До тех пор, пока на улицах городов появляются памятники людям, можно говорить об определенном внимании культуры к героическому началу – пусть и в виде отдельных мало связанных между собой всплесков. Так или иначе, герою свойственно преодолевать человеческое, «серединное», выходя к сверхчеловеческому. Не исключено, что поворот к героическому может оказываться, в том числе, своего рода реакцией культуры на процесс варваризации. Можно рассуждать и таким образом, что для современного варваризированного общества обращение к героическому в противовес массовому – уже достижение.
Скульптурный памятник есть свидетельство того, что в культуре либо присутствует героическое начало, либо она нуждается в нем и тяготеет к нему, либо же пытается имитировать его присутствие. Представление о героическом и сверхчеловеческом может меняться, равно как и героическое может иной раз приписываться тому или иному деятелю культуры. Конечно же, из данного контекста необходимо исключить «памятники» в условном смысле слова – Чижику Пыжику, котам, монетам достоинством в рубль и т.д. Всё это тема отдельного разговора. Наиболее же органичными в любом культурном контексте выглядят памятники монархам и военачальникам. Как бы то ни было, монарх хотя бы генетически восходит к фигуре божественного царя. Предводитель войска всегда находится рядом с царем, так как война, опять же генетически, представляет собой космизацию хаоса, подтверждение всемогущества божественного царя. Не говоря уже о том, что в самой глубокой древности царь и полководец – одно и то же лицо. Переходя же к Петербургу, мы обнаруживаем, что в нем памятников властителям и полководцам вообще не так уж много. А вот памятников литераторам – скорее чересчур много, чем наоборот. Причем с каждым годом их становится всё больше и больше. И что ни памятник – то творческая неудача: то памятник является по замыслу доминантой бульвара, прогулочной зоны, а никакой прогулочной зоны нет, потому что пространство загажено, не выметено и неуютно; то за спиной у скульптуры – просто пустое пространство, а скамеек, которые явно напрашиваются, нет; то скамейки есть, но располагаются на них люди, во всех отношениях далекие от какой бы то ни было культуры.

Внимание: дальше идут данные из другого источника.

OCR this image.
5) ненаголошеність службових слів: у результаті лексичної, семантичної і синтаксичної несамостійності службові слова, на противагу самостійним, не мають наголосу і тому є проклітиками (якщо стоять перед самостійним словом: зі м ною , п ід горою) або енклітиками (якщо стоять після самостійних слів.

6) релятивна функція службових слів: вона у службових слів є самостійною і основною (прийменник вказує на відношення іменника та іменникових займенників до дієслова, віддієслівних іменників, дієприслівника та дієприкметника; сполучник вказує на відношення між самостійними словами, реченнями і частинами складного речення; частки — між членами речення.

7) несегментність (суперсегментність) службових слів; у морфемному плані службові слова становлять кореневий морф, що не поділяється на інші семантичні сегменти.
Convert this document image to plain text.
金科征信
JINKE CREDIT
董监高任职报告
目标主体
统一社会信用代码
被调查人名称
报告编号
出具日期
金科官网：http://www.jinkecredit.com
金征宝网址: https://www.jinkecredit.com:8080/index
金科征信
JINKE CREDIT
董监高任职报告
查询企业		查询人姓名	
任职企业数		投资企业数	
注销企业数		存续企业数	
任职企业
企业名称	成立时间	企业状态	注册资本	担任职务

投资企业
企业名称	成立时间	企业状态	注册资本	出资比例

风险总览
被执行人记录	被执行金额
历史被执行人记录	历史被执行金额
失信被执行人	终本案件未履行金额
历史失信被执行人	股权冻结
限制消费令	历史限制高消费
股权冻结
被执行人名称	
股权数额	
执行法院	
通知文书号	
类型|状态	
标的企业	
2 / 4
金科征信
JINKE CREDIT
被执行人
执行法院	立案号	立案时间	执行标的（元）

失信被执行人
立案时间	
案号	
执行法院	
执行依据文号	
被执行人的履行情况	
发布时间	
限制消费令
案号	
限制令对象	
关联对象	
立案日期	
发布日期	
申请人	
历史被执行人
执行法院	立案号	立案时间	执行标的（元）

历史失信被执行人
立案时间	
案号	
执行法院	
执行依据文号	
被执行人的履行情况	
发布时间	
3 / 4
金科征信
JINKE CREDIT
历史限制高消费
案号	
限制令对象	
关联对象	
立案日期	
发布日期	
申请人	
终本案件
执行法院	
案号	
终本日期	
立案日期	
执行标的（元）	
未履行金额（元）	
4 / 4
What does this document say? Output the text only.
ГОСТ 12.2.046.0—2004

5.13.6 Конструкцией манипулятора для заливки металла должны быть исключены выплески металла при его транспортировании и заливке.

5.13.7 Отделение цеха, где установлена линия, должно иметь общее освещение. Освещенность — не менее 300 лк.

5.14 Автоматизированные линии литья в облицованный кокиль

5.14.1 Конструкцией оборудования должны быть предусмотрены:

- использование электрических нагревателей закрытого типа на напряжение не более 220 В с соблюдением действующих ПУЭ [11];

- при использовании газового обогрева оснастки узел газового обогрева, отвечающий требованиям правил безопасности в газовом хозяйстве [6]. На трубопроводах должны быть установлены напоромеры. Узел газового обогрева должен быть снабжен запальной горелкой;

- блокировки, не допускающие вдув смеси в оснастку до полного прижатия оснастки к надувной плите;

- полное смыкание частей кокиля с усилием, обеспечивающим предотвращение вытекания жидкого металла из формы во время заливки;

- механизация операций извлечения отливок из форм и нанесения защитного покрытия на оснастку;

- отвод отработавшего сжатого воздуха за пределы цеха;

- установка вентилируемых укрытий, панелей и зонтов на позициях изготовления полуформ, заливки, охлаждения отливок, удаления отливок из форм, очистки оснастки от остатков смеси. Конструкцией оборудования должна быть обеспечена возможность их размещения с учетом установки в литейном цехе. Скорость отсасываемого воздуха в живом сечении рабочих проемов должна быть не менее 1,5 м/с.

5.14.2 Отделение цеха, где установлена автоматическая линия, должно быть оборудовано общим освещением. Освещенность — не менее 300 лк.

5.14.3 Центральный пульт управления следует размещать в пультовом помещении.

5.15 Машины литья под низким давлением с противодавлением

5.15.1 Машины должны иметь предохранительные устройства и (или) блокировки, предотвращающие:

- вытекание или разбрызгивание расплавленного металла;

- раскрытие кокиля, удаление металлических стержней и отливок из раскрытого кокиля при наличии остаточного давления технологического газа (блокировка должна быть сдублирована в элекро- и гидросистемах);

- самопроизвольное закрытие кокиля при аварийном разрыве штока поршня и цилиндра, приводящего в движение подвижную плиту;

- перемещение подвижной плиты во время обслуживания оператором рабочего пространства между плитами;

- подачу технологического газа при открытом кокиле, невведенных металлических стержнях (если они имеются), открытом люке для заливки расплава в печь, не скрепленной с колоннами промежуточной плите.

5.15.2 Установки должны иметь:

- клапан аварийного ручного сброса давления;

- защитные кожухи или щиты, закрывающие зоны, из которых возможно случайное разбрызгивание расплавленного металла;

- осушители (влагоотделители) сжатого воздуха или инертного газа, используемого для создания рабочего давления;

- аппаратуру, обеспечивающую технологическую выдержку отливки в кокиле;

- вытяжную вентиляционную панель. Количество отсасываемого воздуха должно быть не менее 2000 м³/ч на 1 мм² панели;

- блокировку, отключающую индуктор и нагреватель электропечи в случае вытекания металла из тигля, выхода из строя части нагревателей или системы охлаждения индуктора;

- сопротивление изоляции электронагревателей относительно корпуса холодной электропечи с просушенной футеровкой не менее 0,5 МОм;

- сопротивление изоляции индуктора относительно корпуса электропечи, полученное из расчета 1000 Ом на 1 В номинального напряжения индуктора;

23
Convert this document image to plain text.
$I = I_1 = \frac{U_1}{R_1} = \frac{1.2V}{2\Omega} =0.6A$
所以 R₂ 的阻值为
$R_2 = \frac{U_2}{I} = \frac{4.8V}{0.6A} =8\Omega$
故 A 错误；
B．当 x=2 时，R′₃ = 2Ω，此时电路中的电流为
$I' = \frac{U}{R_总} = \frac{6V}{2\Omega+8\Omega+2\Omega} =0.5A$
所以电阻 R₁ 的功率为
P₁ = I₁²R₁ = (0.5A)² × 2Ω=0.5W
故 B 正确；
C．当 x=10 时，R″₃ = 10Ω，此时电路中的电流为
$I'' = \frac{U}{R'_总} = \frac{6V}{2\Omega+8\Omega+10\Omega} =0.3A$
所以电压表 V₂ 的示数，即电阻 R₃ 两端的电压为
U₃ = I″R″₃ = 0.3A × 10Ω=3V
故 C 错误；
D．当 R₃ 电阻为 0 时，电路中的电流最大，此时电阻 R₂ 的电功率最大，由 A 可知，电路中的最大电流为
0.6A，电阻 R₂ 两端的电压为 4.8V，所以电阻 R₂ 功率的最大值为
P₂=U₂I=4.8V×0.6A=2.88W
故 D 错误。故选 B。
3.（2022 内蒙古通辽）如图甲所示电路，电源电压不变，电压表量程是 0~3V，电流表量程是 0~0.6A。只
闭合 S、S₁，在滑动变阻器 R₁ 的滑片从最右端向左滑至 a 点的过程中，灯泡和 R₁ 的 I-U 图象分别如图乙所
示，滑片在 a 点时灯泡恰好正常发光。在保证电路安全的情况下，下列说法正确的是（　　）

Но возникает и вопрос об уместности такого количества памятников художникам, поэтам, писателям вообще. Не случайно ведь Пушкин говорит о «памятнике нерукотворном». Он именно потому выше Александрийского столпа, что он нерукотворен. Великий поэт ничуть не ставит самого себя и свою память выше памяти императора, с которым у него сложились такие сложные отношения. Речь о другом – о неустранимости онтологического сопряжения фигуры императора и литератора в культуре. У поэта свой образ царственности, и поэт знает себе цену. Будучи всегда рядом с носителем героического начала, – князем, царем, вообще властителем, – сам он за власть не борется и занимает по отношению к ней позицию вежливой, благочестивой дистанцированности. Поэт не чувствует себя ущербно рядом с царем при двух условиях: если это настоящий властитель (не самозванец, не шут гороховый) и если сам поэт не превращается в «литераторствующего политикана» (определение Н.Я. Мандельштам). Не возносясь над властителем в героической системе координат, поэт способен «истину царям с улыбкой говорить», или, ужасаясь судьбе декабристов, в то же время письменно обращаться к императору, сохраняя почтительный тон верноподданного. Таким образом, поэт нисколько не нуждается в дополнительной героизации, как не нуждается и в том, чтобы его «рукотворные» памятники заслоняли собой памятники властителям, или как-то противопоставлялись им.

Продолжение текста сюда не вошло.